BANK OF AMERICA, N.A., as Administrative Agent

By: /s/ Charles R. Dickerson
   -----------------------------------
Name:  Charles R. Dickerson
Title: Senior Vice President

Consented to:

C&D TECHNOLOGIES, INC.,
a Delaware corporation

By: /s/ Robert T. Marley
   -----------------------------------
Name:  Robert T. Marley
Title: V.P. Treasurer





                      Annex 1 to Assignment and Assumption

                          STANDARD TERMS AND CONDITIONS

1. Representations and Warranties.

1.1. Assignor. The Assignor (a) represents and warrants that (i) it is the legal
and beneficial owner of the Assigned Interest, (ii) the Assigned Interest is
free and clear of any lien, encumbrance or other adverse claim and (iii) it has
full power and authority, and has taken all action necessary, to execute and
deliver this Assignment and Assumption and to consummate the transactions
contemplated hereby; and (b) assumes no responsibility with respect to (i) any
statements, warranties or representations made in or in connection with the
Credit Agreement or any other Loan Document, (ii) the execution, legality,
validity, enforceability, genuineness, sufficiency or value of the Loan
Documents or any collateral thereunder, (iii) the financial condition of the
Parent, any of its Subsidiaries or Affiliates or any other Person obligated in
respect of any Loan Document or (iv) the performance or observance by the
Parent, any of its Subsidiaries or Affiliates or any other Person of any of
their respective obligations under any Loan Document.

1.2. Assignee. The Assignee (a) represents, warrants and agrees that (i) it has
full power and authority, and has taken all action necessary, to execute and
deliver this Assignment and Assumption and to consummate the transactions
contemplated hereby and to become a Lender under the Credit Agreement, (ii) it
meets all requirements of an Eligible Assignee under the Credit Agreement
(subject to receipt of such consents as may be required under the Credit
Agreement), (iii) from and after the Effective Date, it shall be bound by the
provisions of the Credit Agreement as a Lender thereunder and, to the extent of
the Assigned Interest, shall have the obligations of a Lender thereunder, (iv)
it has received a copy of the Credit Agreement, together with copies of the most
recent financial statements referred to in Section 6.05 thereof or delivered
pursuant to Section 7.01 thereof, as applicable, and such other documents and
information as it has deemed appropriate to make its own credit analysis and
decision to enter into this Assignment and Assumption and to purchase the
Assigned Interest on the basis of which it has made such analysis and decision
independently and without reliance on the Administrative Agent, the Assignor or
any other Lender, and (v) if it is a Foreign Lender, attached hereto is any
documentation required to be delivered by it pursuant to the terms of the Credit
Agreement, duly completed and executed by the Assignee; and (b) agrees that (i)
it will, independently and without reliance on the Administrative Agent, the
Assignor or any other Lender, and based on such documents and information as it
shall deem appropriate at the time, continue to make its own credit decisions in
taking or not taking action under the Loan Documents, and (ii) it will perform
in accordance with their terms all of the obligations which by the terms of the
Loan Documents are required to be performed by it as a Lender.

2. Payments.

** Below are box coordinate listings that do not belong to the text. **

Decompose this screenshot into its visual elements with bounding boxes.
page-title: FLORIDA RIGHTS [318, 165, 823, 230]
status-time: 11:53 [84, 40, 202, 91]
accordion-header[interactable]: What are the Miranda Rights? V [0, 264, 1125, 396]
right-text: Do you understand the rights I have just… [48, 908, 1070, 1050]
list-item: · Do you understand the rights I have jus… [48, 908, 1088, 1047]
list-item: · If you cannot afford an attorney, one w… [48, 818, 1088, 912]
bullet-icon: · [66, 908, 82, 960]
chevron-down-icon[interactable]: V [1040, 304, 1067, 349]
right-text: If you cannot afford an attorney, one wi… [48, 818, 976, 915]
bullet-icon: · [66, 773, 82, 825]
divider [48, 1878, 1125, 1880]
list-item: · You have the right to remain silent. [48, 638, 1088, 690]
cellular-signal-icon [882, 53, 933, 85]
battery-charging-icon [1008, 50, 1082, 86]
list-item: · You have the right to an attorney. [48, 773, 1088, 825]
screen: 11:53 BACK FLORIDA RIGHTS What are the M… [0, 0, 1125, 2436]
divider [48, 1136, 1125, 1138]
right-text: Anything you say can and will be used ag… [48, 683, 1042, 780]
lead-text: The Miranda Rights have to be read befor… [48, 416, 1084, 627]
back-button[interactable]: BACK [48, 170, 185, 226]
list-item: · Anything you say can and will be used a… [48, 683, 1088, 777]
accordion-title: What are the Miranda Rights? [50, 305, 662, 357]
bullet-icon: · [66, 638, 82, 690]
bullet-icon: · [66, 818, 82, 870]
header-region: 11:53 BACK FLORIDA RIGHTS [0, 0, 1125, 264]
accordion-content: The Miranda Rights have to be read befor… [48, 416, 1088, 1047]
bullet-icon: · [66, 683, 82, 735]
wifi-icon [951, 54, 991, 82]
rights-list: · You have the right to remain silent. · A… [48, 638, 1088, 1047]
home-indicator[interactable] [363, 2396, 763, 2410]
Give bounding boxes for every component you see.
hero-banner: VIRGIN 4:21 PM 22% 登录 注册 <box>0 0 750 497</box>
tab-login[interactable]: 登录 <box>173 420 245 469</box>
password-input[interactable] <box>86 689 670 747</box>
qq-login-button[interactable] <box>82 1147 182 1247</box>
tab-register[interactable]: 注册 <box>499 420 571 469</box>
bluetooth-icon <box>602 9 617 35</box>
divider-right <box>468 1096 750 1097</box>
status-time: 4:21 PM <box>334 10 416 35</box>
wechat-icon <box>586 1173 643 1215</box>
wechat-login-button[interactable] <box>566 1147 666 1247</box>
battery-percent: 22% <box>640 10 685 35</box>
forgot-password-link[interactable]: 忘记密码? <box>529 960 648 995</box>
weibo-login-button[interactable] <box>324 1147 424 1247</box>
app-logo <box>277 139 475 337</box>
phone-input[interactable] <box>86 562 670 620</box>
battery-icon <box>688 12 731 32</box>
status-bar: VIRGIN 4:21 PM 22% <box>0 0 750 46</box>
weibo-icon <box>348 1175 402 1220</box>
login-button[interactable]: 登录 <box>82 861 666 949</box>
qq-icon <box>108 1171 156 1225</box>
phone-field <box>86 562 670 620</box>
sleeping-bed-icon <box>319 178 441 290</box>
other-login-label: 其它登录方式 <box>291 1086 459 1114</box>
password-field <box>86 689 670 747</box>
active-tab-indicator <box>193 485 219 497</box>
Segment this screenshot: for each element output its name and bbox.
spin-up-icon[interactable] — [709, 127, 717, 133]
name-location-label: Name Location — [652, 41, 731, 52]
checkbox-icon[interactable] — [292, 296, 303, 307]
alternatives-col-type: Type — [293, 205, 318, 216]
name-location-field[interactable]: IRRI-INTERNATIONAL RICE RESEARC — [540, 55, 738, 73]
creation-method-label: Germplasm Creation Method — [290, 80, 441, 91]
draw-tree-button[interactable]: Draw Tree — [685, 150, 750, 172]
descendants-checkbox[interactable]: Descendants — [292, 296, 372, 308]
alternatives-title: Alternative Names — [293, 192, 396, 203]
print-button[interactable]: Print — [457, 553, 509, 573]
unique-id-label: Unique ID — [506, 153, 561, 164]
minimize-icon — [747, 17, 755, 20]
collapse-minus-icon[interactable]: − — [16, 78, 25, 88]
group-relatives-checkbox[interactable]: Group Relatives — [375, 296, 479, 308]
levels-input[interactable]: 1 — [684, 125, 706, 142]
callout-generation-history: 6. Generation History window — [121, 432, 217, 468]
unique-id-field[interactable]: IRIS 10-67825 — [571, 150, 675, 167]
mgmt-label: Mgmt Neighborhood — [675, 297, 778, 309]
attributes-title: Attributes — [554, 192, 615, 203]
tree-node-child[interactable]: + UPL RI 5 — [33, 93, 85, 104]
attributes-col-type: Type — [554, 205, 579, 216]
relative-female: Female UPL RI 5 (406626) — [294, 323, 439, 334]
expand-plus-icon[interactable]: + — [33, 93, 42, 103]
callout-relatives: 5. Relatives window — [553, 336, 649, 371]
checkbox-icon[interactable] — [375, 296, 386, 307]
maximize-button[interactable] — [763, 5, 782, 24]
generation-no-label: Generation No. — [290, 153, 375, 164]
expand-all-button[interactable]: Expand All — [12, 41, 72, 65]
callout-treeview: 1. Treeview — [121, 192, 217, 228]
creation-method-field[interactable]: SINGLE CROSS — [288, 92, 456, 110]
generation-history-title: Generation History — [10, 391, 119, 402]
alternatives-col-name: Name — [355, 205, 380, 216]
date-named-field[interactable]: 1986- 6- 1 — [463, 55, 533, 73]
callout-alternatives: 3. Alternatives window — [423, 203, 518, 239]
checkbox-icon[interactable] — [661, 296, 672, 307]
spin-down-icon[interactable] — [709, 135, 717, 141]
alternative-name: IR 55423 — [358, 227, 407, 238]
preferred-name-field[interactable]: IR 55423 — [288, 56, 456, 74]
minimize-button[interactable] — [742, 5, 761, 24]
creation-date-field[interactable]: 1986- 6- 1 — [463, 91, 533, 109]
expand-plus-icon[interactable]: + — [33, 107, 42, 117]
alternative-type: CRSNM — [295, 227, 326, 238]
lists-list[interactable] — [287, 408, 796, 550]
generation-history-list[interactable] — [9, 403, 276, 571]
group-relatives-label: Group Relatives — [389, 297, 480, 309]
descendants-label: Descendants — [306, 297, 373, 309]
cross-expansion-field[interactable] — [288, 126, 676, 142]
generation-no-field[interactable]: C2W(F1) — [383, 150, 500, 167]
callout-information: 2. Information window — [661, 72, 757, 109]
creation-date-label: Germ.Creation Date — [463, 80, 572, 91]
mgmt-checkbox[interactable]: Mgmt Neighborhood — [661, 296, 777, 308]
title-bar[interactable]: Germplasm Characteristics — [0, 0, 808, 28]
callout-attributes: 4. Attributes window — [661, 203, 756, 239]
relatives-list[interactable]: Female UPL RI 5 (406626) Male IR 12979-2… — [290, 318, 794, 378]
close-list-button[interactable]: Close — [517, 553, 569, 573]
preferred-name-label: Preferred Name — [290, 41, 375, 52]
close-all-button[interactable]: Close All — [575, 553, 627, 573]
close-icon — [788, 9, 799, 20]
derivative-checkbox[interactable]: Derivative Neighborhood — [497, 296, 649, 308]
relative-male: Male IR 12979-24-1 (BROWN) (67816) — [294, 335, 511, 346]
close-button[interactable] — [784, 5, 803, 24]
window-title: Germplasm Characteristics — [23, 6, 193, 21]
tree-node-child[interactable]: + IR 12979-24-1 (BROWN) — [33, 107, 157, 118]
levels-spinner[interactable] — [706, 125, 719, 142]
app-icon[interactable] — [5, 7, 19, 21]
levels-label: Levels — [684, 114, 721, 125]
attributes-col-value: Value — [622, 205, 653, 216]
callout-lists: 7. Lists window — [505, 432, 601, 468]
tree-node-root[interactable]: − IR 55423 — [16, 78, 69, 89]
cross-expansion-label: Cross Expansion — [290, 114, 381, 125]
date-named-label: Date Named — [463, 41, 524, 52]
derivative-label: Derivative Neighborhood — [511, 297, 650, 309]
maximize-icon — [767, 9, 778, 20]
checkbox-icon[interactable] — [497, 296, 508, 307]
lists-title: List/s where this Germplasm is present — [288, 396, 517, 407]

From and after the Effective Date, the Administrative Agent shall
make all payments in respect of the Assigned Interest (including payments of
principal, interest, fees and other amounts) to the Assignor for amounts which
have accrued to but excluding the Effective Date and to the Assignee for amounts
which have accrued from and after the Effective Date.

3. General Provisions. This Assignment and Assumption shall be binding upon, and
inure to the benefit of, the parties hereto and their respective successors and
assigns. This Assignment and Assumption may be executed in any number of
counterparts, which together shall constitute one instrument. Delivery of an
executed counterpart of a signature page of this Assignment and Assumption by
telecopy shall be effective as delivery of a manually executed counterpart of
this Assignment and Assumption. This Assignment and Assumption shall be governed
by, and construed in accordance with, the law of the State of New York.